It was a popular poem by award-winning binary poet Danez Smith that sparked Adams to push back and speak up.
In “Dear White America,” an indictment of the nation for its treatment of people of color, Smith writes, in part, “I do not trust the God you have given us. My grandmother’s hallelujah is only outdone by the fear she nurses every time the blood-fat summer swallows another child who used to sing in the choir. Take your God back.”
Read the full poem by Smith, Dear White America
Wooden says Adams told the class, “The God you all are rejecting in this poem is the Christian God and that’s my God, and if it wasn’t for Jesus I wouldn’t be here today.”
“The whole class tried to gang up on her but she wouldn’t take it back,” the Bishop said, urging his congregants to follow her example. “When God gives you an opportunity to make a stand, make it.”

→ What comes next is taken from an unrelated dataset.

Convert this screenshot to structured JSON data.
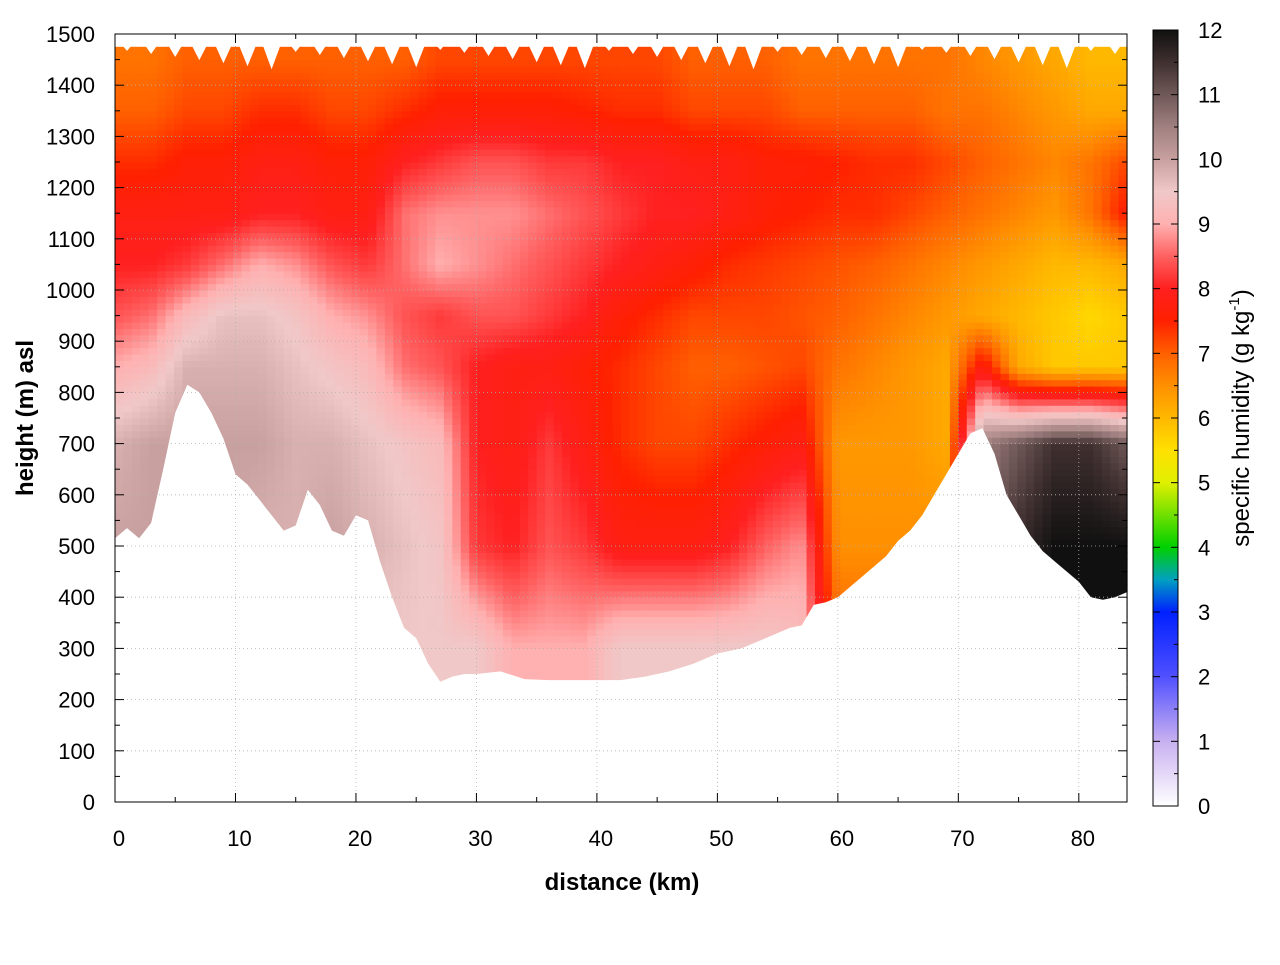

Answering Wooden’s questions as she stood before the congregation on a recent Sunday, Adams said that it was attending church and reading her Bible that gave her the courage to speak up when she felt others were maligning her Savior.
The Rev. Mark Creech, executive director of the Christian Action League, also commended her for defending her faith.
“It’s amazing what God can do through some young person who is sold out to him. When David took down the giant, Goliath, he was just a teenage boy. Joseph, who ultimately became second in power to Pharoah in Egypt, not only saved the life of his family, but thousands upon thousands of lives during a famine. Joseph spent a large part of his youth unjustly imprisoned because of his faithfulness to God, but in the end, God put him on top,” Creech said. “The glorious and triumphant story of Shadrach, Meshach and Abednego, is a true account about three young men who were thrown into a fiery furnace because they would not bow down to a false god.”
Creech said teens should never underestimate the difference they can make for Christ’s sake.
“It takes courage to stand for Christ as a teen these days, but those willing to stand at an early age are placed on a trajectory of greatness,” he said.
Wooden’s commendation of Adams was featured in a video that Upper Room shared on social media.
“She could have said nothing,” Wooden said. “But she had the strength when it counted.”